La rage a pris le dessus sur la garde de John. Justin en profite, il plonge. Le coup de poing puissant éclate le cartilage. Le nez craque. Une gerbe de sang gicle dans les airs. Justin enchaîne d'un coup de pied retourné. La tranche de sa chaussure s'enfonce dans la poitrine de John qui est expulsé plusieurs mètres en arrière. Il retombe inconscient. J'en suis bouche bée. Justin se bat comme une ceinture noire. Il lance à mon attention :

— Ne fais pas cette tête, si le patron décide de te garder, tu apprendras aussi tout ça.

Un immonde rictus le défigure.

— Mais en attendant, je vais prendre mon dû.

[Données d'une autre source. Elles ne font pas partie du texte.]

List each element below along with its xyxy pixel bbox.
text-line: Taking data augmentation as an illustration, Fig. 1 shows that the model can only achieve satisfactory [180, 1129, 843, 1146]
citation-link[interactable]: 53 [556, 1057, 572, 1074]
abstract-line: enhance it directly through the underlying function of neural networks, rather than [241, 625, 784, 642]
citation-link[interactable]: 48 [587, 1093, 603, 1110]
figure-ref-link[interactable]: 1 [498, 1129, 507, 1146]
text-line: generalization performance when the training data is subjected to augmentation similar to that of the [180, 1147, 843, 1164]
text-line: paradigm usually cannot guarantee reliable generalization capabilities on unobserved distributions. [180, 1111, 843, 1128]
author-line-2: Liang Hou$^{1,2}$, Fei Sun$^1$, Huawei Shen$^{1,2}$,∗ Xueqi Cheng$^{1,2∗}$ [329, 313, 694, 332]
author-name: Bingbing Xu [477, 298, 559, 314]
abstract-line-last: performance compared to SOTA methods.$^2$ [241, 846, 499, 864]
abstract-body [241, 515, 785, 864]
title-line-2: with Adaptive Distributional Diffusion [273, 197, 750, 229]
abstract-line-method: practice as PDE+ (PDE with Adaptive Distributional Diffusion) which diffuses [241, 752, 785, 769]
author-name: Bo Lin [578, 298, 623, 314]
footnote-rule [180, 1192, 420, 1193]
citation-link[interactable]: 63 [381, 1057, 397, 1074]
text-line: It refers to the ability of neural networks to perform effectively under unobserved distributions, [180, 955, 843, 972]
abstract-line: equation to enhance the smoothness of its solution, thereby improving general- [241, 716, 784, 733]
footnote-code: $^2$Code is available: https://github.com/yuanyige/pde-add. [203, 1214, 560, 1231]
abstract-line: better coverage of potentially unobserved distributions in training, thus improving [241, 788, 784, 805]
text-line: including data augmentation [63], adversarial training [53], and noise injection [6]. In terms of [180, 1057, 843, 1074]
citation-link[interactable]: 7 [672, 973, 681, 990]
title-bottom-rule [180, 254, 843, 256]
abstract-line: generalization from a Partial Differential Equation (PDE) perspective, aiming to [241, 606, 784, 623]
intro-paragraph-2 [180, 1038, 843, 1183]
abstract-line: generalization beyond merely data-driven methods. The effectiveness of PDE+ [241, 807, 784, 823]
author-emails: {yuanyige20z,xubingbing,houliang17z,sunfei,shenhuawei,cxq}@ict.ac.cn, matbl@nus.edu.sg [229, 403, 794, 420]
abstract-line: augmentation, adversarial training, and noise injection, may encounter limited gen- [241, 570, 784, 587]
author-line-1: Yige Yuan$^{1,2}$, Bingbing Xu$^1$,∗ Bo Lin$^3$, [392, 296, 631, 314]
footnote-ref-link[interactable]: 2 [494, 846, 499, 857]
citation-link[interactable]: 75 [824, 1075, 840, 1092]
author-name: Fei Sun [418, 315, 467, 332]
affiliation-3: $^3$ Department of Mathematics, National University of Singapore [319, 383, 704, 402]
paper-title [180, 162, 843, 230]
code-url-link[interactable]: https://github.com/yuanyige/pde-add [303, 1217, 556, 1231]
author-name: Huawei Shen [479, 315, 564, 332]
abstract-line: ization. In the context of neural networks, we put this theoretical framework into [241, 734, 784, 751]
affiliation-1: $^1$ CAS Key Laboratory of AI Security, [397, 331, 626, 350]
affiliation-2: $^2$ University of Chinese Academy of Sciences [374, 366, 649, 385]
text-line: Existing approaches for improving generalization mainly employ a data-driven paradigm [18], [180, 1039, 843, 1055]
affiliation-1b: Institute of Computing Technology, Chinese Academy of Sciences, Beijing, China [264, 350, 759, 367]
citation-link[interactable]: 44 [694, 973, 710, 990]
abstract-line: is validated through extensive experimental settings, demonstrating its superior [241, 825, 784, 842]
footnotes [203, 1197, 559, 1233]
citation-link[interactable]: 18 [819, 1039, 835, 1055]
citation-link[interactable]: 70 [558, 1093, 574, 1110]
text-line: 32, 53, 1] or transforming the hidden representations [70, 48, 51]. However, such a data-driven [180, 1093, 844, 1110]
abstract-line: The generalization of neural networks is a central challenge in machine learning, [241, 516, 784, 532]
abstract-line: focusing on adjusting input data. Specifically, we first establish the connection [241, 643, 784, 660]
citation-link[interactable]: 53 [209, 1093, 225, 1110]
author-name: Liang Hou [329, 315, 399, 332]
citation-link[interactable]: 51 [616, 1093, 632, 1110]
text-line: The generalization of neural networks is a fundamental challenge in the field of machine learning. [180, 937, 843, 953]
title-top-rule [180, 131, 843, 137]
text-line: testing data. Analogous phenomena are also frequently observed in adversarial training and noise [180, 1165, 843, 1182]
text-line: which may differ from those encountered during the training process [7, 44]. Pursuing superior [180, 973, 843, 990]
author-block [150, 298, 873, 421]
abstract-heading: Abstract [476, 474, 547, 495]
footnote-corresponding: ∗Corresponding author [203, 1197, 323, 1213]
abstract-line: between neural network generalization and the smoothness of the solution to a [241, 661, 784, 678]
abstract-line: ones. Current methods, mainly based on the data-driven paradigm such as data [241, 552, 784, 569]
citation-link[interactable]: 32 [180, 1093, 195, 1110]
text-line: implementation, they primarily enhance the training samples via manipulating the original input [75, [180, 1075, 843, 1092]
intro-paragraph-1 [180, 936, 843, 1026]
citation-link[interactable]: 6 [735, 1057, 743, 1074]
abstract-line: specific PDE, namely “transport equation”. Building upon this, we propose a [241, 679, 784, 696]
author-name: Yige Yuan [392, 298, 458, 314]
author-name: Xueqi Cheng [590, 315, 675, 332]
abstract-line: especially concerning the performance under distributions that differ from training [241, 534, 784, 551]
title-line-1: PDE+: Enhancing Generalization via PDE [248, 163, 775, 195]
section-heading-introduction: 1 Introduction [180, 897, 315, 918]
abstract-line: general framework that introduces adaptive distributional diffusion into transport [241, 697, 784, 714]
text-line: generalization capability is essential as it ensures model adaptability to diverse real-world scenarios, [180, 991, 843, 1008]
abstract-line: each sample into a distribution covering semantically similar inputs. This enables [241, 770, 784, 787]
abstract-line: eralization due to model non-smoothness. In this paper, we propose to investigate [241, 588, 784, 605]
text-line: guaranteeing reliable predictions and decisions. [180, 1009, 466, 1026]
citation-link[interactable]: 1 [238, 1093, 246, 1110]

Il ouvre la fermeture éclair de son pantalon et me regarde comme si j'étais une pièce de viande bien juteuse. Il avance, fait un second pas dans ma direction, lorsqu'une ombre passe. John se jette sur lui à la manière d'un joueur de rugby. Ses mains le saisissent par les hanches alors que sa tête se glisse sous l'épaule. Soulevé du sol, Justin ne possède aucun appui pour le contrer. John court en direction de la fenêtre. Djou hurle :

— PUTAIN JOHN !!! QU'EST-CE QUE TU FOUS ?!

John se jette à travers la vitre, la baie se brise en mille morceaux et les deux corps tombent dans le vide.